Christian Haass, PhD: Ludwig-Maximilians University and DZNE
sTREM2, PGRN and GRN as CSF markers for microglial activity, disease progression and therapeutic target engagement (3 years, $450,000). Mutations in two genes – GRN (progranulin) and TREM2 (triggering receptor expressed on myeloid cells 2) encode proteins that are secreted by microglia, a type of immune cell in the brain. Because inflammation is thought to play a role in the development of FTD and other neurodegenerative disorders, inflammatory proteins are promising biomarker candidates. Dr. Haass’s project will take advantage of highly specific and sensitive antibody-based assays for progranulin (PGRN, the product of the GRN gene) and soluble TREM2 (sTREM2) along with novel antibodies specific for granulins (GRNs), the small peptides derived from progranulin.
Leonard Petrucelli, PhD: Mayo Clinic Jacksonville
Assessing poly(GP) proteins as clinical and pharmacodynamic biomarkers of C9orf72-associated FTD (2 years, $300,000). A mutation in the C9orf72 gene has been identified as the most common cause of familial FTD and ALS. In affected individuals, the mutated gene contains a short segment of nucleotides, GGGGCC, that is repeated hundreds of times. Abnormal transcription of this recurrent G4C2 segment leads to the production of abnormal proteins; poly(GP) proteins are one example. Poly(GP) proteins are thought to play a key role in the pathogenesis of FTD and are therefore an emerging target for drug development. Dr. Petrucelli will use a new state-of-the-art technology, single molecule array (Simoa), capable of detecting a single protein molecule to detect the poly(GP) proteins in blood and CSF.
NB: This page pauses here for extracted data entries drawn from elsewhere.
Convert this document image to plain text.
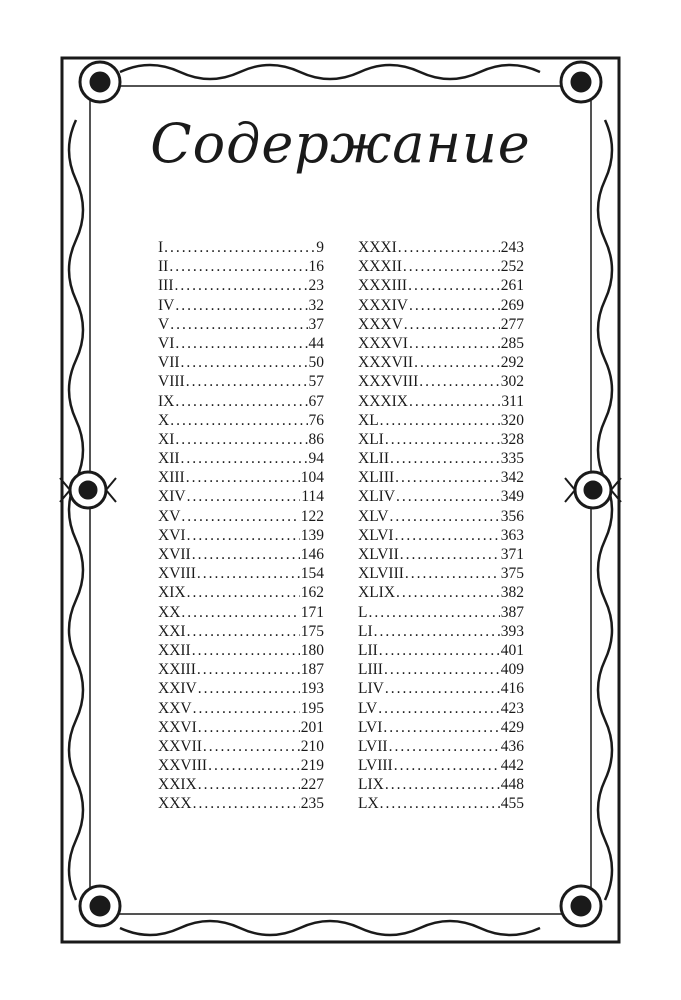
Содержание
I .....	9
II .....	16
III .....	23
IV .....	32
V .....	37
VI .....	44
VII .....	50
VIII .....	57
IX .....	67
X .....	76
XI .....	86
XII .....	94
XIII .....	104
XIV .....	114
XV .....	122
XVI .....	139
XVII .....	146
XVIII .....	154
XIX .....	162
XX .....	171
XXI .....	175
XXII .....	180
XXIII .....	187
XXIV .....	193
XXV .....	195
XXVI .....	201
XXVII .....	210
XXVIII .....	219
XXIX .....	227
XXX .....	235
XXXI .....	243
XXXII .....	252
XXXIII .....	261
XXXIV .....	269
XXXV .....	277
XXXVI .....	285
XXXVII .....	292
XXXVIII .....	302
XXXIX .....	311
XL .....	320
XLI .....	328
XLII .....	335
XLIII .....	342
XLIV .....	349
XLV .....	356
XLVI .....	363
XLVII .....	371
XLVIII .....	375
XLIX .....	382
L .....	387
LI .....	393
LII .....	401
LIII .....	409
LIV .....	416
LV .....	423
LVI .....	429
LVII .....	436
LVIII .....	442
LIX .....	448
LX .....	455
Jonathan Rohrer, MD, PhD: University College London
Identification of novel biofluid markers of tau and TDP-43 pathology (2 years, $238,686). The ability to differentiate individuals with FTD-tau pathology from those with FTD-TDP-43 pathology is essential for the development of tau- or TDP-43-specific therapeutics. However, at the present time, it is only possible to accurately determine if a given person has FTD-tau or FTD-TDP-43 if they are known to have a genetic mutation in the MAPT gene (tau) or the GRN or C9ORF72 genes (TDP-43). Dr. Rohrer’s project will identify protein isoforms and protein fragments specific to tau and TDP-43 that can be used to develop ultrasensitive assays for use in CSF and blood.
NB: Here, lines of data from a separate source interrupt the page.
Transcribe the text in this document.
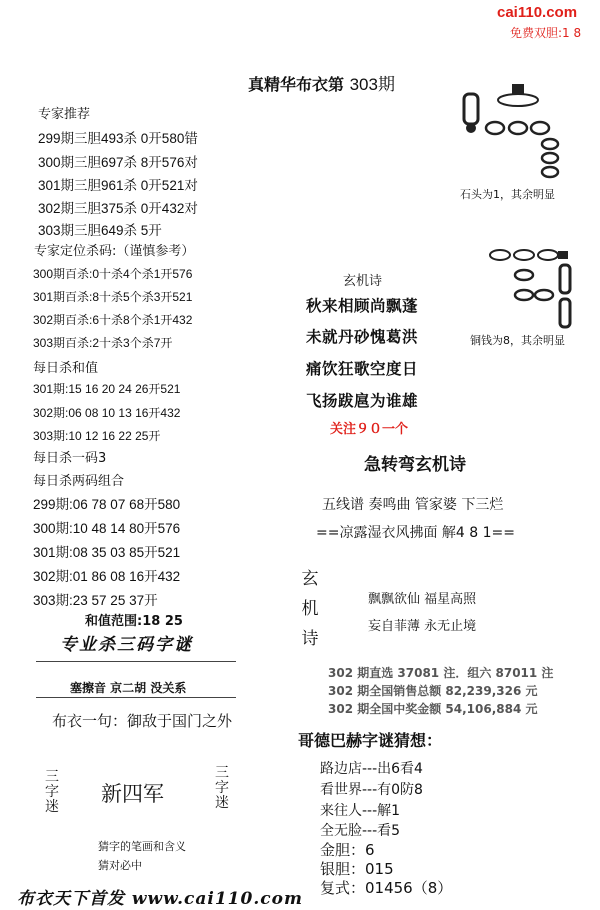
cai110.com
免费双胆:1 8
真精华布衣第 303期
专家推荐
299期三胆493杀 0开580错
300期三胆697杀 8开576对
301期三胆961杀 0开521对
302期三胆375杀 0开432对
303期三胆649杀 5开
专家定位杀码:（谨慎参考）
300期百杀:0十杀4个杀1开576
301期百杀:8十杀5个杀3开521
302期百杀:6十杀8个杀1开432
303期百杀:2十杀3个杀7开
每日杀和值
301期:15 16 20 24 26开521
302期:06 08 10 13 16开432
303期:10 12 16 22 25开
每日杀一码3
每日杀两码组合
299期:06 78 07 68开580
300期:10 48 14 80开576
301期:08 35 03 85开521
302期:01 86 08 16开432
303期:23 57 25 37开
和值范围:18 25
专业杀三码字谜
塞擦音 京二胡 没关系
布衣一句：御敌于国门之外
三字迷
新四军
三字迷
猜字的笔画和含义
猜对必中
布衣天下首发 www.cai110.com
石头为1，其余明显
铜钱为8，其余明显
玄机诗
秋来相顾尚飘蓬
未就丹砂愧葛洪
痛饮狂歌空度日
飞扬跋扈为谁雄
关注９０一个
急转弯玄机诗
五线谱 奏鸣曲 管家婆 下三烂
==凉露湿衣风拂面 解4 8 1==
玄机诗
飘飘欲仙 福星高照
妄自菲薄 永无止境
302 期直选 37081 注．组六 87011 注
302 期全国销售总额 82,239,326 元
302 期全国中奖金额 54,106,884 元
哥德巴赫字谜猜想：
路边店---出6看4
看世界---有0防8
来往人---解1
全无脸---看5
金胆：6
银胆：015
复式：01456（8）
Judith Steen, PhD: Boston Children’s Hospital
Quantitative profiling of tau in CSF to pilot diagnoses and monitoring treatment effectiveness in FTD patients (2 years, $325,545). Dr. Steen’s laboratory has developed a promising technique specifically for identifying and measuring abnormally modified forms of tau, called the FLEXITau assay, which has been shown to accurately distinguish FTD subtypes from Alzheimer’s disease and healthy controls in post-mortem brain tissue. In this project, Dr. Steen will fine-tune the FLEXITau assay and extend testing to CSF samples with the goal of characterizing disease-specific patterns that can be used to differentiate FTD from other neurological diseases.
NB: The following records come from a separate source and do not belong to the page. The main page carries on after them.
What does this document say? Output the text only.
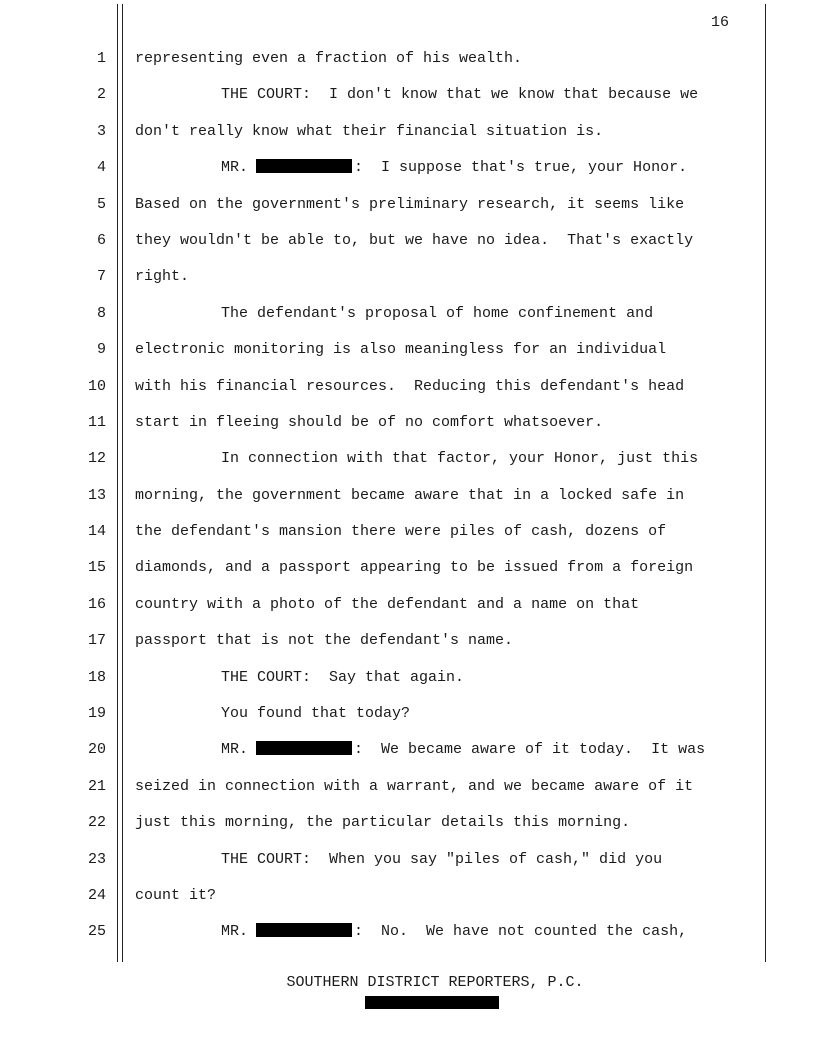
16
1 representing even a fraction of his wealth.
2	THE COURT:  I don't know that we know that because we
3 don't really know what their financial situation is.
4	MR.	:  I suppose that's true, your Honor.
5 Based on the government's preliminary research, it seems like
6 they wouldn't be able to, but we have no idea.  That's exactly
7 right.
8	The defendant's proposal of home confinement and
9 electronic monitoring is also meaningless for an individual
10 with his financial resources.  Reducing this defendant's head
11 start in fleeing should be of no comfort whatsoever.
12	In connection with that factor, your Honor, just this
13 morning, the government became aware that in a locked safe in
14 the defendant's mansion there were piles of cash, dozens of
15 diamonds, and a passport appearing to be issued from a foreign
16 country with a photo of the defendant and a name on that
17 passport that is not the defendant's name.
18	THE COURT:  Say that again.
19	You found that today?
20	MR.	:  We became aware of it today.  It was
21 seized in connection with a warrant, and we became aware of it
22 just this morning, the particular details this morning.
23	THE COURT:  When you say "piles of cash," did you
24 count it?
25	MR.	:  No.  We have not counted the cash,
SOUTHERN DISTRICT REPORTERS, P.C.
Using TDP43 as a biomarker in FTD patients (2 years, $189,455). Dr. Steen’s second project will leverage the experience gained during the development of the FLEXITau assay to develop a similar FLEXI assay for TDP-43 modifications. The new FLEXITDP43 assay will be tested on brain tissue samples from FTD patients and samples from patients with other neurodegenerative disorders and optimized to establish a foundation for future evaluation in biofluids.